Oggi, la crisi economica sta accelerando e incrementando questi processi.Nelle aree più interne, lo spostamento della popolazione verso nord – fenomeno in crescita nei prossimi anni – produce l’abbandono e il conseguente degrado del patrimonio abitativo.Inoltre, la necessità della popolazione residente di adeguare il costruito ai nuovi bisogni, induce ad intervenire con micro-azioni che, a causa della scarsa disponibilità finanziaria, sono sempre meno controllate perché realizzate in emergenza, spesso senza il supporto di tecnici qualificati e senza prestare cura alle qualità esistenti. Ne deriva uno scenario di degrado diffuso, in cui gli insediamenti storici hanno perso attrattività e significato e sono sempre meno vitali.
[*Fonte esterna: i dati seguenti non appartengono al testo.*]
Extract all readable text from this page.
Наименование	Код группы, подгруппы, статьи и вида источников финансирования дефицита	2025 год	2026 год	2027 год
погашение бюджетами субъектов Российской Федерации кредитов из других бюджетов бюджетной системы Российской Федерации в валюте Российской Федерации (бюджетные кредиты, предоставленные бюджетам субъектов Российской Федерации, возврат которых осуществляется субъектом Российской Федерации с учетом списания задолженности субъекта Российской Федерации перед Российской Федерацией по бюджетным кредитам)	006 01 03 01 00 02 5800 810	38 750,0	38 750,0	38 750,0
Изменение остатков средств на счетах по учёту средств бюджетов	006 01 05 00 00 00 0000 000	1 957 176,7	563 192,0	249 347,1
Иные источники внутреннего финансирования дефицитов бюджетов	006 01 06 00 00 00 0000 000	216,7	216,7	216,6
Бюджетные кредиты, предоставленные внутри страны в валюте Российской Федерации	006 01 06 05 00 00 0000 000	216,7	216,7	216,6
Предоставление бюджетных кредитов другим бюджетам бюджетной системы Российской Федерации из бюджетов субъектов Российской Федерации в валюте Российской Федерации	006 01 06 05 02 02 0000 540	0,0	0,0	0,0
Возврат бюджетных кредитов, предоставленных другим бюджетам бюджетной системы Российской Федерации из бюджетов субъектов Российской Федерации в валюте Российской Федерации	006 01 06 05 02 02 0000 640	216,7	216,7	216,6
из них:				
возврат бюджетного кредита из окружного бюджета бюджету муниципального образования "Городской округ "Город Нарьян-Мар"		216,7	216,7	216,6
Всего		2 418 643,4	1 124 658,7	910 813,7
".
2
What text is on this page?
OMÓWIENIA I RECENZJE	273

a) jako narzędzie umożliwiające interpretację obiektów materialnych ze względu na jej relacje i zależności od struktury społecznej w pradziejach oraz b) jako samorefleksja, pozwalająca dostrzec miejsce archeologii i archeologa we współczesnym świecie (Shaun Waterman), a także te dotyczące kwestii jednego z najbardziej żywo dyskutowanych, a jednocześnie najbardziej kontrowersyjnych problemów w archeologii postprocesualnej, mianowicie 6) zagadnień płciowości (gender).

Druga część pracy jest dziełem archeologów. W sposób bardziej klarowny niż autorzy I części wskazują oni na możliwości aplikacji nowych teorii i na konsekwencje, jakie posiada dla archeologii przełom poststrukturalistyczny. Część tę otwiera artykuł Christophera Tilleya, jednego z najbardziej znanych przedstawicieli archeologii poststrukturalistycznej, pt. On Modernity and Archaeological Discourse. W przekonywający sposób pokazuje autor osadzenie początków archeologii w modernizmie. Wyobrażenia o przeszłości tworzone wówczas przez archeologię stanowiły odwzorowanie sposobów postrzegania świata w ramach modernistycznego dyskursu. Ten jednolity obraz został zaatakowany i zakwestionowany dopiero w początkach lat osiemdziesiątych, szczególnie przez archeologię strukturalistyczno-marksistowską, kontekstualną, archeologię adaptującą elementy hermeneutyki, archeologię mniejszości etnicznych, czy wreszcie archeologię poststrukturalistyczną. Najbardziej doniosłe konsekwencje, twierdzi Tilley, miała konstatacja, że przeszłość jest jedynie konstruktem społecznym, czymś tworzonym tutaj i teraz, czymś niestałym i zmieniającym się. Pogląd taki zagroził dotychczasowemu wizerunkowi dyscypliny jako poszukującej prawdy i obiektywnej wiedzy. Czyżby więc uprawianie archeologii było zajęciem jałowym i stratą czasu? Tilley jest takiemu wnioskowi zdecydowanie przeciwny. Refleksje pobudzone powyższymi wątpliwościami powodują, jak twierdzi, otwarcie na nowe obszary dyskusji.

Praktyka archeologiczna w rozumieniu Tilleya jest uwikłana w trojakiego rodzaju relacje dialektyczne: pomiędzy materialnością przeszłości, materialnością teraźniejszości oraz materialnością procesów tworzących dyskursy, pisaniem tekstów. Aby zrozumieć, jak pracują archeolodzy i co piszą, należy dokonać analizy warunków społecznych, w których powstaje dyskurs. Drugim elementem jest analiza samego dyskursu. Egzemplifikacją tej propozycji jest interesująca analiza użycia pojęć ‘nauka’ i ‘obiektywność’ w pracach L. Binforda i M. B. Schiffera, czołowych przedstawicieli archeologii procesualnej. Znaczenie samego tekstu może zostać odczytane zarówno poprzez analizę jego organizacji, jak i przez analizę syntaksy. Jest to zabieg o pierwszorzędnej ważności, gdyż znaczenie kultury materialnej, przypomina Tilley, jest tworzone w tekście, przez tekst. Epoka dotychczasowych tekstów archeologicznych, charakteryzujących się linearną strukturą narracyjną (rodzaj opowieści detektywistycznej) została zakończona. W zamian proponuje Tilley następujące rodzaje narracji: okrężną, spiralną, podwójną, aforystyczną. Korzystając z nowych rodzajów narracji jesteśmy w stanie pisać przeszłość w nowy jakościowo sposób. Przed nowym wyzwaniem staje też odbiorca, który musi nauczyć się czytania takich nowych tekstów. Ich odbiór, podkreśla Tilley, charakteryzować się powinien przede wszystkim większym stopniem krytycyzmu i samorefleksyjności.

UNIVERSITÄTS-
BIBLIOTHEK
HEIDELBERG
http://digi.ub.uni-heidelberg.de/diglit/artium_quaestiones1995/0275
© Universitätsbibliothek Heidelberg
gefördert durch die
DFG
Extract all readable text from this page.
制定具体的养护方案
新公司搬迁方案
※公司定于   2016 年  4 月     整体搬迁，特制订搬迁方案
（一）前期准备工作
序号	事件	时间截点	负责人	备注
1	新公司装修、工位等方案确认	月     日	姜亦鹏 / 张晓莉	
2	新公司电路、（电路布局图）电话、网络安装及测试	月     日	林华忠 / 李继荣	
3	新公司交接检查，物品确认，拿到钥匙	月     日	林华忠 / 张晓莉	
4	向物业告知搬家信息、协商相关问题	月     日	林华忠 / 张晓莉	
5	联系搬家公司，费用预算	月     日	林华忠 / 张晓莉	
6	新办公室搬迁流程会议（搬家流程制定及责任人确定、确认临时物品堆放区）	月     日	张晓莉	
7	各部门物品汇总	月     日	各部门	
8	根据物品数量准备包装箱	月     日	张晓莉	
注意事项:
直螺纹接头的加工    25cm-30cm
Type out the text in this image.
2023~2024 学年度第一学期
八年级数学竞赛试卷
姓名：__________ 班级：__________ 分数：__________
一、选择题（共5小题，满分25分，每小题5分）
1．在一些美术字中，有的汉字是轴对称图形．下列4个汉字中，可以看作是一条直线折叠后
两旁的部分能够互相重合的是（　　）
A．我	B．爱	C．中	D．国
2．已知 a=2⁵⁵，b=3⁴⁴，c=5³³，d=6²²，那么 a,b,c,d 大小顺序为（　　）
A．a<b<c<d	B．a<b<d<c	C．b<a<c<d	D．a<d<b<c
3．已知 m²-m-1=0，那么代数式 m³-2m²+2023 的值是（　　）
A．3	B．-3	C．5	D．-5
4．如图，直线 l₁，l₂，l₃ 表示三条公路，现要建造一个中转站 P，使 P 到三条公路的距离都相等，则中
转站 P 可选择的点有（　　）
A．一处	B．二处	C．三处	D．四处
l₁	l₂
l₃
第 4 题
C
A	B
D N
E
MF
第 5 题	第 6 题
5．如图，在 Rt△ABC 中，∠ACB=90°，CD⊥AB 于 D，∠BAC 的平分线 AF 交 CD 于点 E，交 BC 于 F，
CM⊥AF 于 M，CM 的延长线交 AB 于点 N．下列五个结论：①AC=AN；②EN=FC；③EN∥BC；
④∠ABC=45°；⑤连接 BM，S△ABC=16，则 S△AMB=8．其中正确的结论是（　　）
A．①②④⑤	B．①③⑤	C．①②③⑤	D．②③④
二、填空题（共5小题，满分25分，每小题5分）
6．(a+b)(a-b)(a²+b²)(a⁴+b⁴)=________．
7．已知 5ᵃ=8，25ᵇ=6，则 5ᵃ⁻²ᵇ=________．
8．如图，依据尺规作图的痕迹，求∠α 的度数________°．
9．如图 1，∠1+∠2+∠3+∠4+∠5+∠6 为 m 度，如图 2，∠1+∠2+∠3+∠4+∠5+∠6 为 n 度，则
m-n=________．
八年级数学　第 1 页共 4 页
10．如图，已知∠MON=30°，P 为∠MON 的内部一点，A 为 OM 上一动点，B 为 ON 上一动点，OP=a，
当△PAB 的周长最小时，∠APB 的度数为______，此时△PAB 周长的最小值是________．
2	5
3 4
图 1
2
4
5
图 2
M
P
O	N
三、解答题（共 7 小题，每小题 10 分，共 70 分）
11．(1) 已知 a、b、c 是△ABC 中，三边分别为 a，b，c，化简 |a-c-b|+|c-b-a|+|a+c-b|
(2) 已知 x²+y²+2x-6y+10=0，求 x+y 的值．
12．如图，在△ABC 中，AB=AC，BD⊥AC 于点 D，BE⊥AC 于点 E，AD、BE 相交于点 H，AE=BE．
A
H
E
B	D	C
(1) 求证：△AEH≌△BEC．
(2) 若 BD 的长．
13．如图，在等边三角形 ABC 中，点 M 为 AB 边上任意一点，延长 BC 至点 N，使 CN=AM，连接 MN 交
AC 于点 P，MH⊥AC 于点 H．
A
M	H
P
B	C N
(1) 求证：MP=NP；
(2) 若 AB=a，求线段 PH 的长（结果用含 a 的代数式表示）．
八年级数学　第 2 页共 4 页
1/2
L’insieme di queste considerazioni spinge ad una profonda riflessione sulle azioni da intraprendere per ribaltare queste dinamiche e attivare, non solo attraverso politiche nazionali ma anche e soprattutto attraverso azioni locali, un nuovo sviluppo improntato alla valorizzazione delle risorse esistenti e alla tutela attiva del paesaggio.Su questi temi sembra esserci una grande convergenza d’intenti. Il rapporto SVIMEZ, ad esempio, sottolinea la necessità di «mettere in campo una strategia di sviluppo nazionale che ponga al centro il Mezzogiorno e sia capace di coniugare un’azione strutturale di medio-lungo periodo fondata su alcuni ben individuati drivers di sviluppo tra loro strettamente connessi con un piano di “primo intervento” da avviare con urgenza:
rigenerazione urbana, rilancio delle aree interne, creazione di una rete logistica in un’ottica mediterranea, valorizzazione del patrimonio culturale». Inoltre, come lo stesso rapporto evidenzia, occorre «riscoprire il ruolo fondamentale dell’industria come elenco catalizzatore per la crescita».

 

Considerazioni analoghe sono alla base dei documenti programmatici sulla strategia di sviluppo delle aree interne, elaborati dal Comitato Tecnico per le Aree Interne, la cui costruzione è stata avviata dal Ministro per la Coesione già nel 2012. Tutela del territorio con il coinvolgimento delle comunità locali, valorizzazione delle risorse culturali e del turismo sostenibile, sistemi agro-alimentari, energia rinnovabile e saper fare locale sono gli ambiti d’intervento individuati per attivare lo sviluppo locale.L’elaborazione di progetti locali coerenti con queste linee programmatiche è sempre più un’azione strategica per lo sviluppo. Di conseguenza, la comunità scientifica e gli stessi professionisti che incidono sulla trasformazione del territorio hanno, nel loro specifico disciplinare, un ruolo oggi più che mai cruciale nel ribaltare le dinamiche economiche in corso. Attraverso la conoscenza profonda delle potenzialità del territorio, per la quale è essenziale il coinvolgimento attivo della comunità locale, è possibile avviare in sinergia azioni fisiche di rigenerazione che integrino tutela del paesaggio e sviluppo sostenibile in un’unica finalità. Lo sviluppo di living lab e metodi partecipatori, che restituiscano alla comunità locale la responsabilità della cura del territorio, appare oggi come l’attività più utile a garantire la rivitalizzazione sostenibile del patrimonio abitativo e la creazioni di sinergie.Nell’ambito più specifico delle attività produttive, suscitano particolare interesse gli «incubatori d’impresa», luoghi che rispondono all’obiettivo di accogliere piccole e medie imprese in fase di start-up, con la condivisione di alcuni servizi, fisici e non, essenziali all’avvio dell’attività.

 

A partire dal cosiddetto «Kilometro Rosso» di Bergamo, l’esempio più rilevante a livello nazionale, vero e proprio distretto dell’innovazione, gli incubatori d’impresa stanno rapidamente prendendo piede anche nel Mezzogiorno. L’idea progettuale che qui si propone è il riuso di siti dismessi (ve ne sono diversi nel Salernitano) come incubatori di imprese, la cui produzione sia fortemente legata alle specificità del territorio. Agendo in sinergia per minimizzare risorse e scarti e condividendo, oltre ai servizi essenziali, le attività di promozione e la qualità dei prodotti, tali imprese potrebbero dare vita ad un distretto produttivo circolarizzato, presidio per la cura del territorio, la cui qualità diventa una risorse che contribuiscono a promuovere.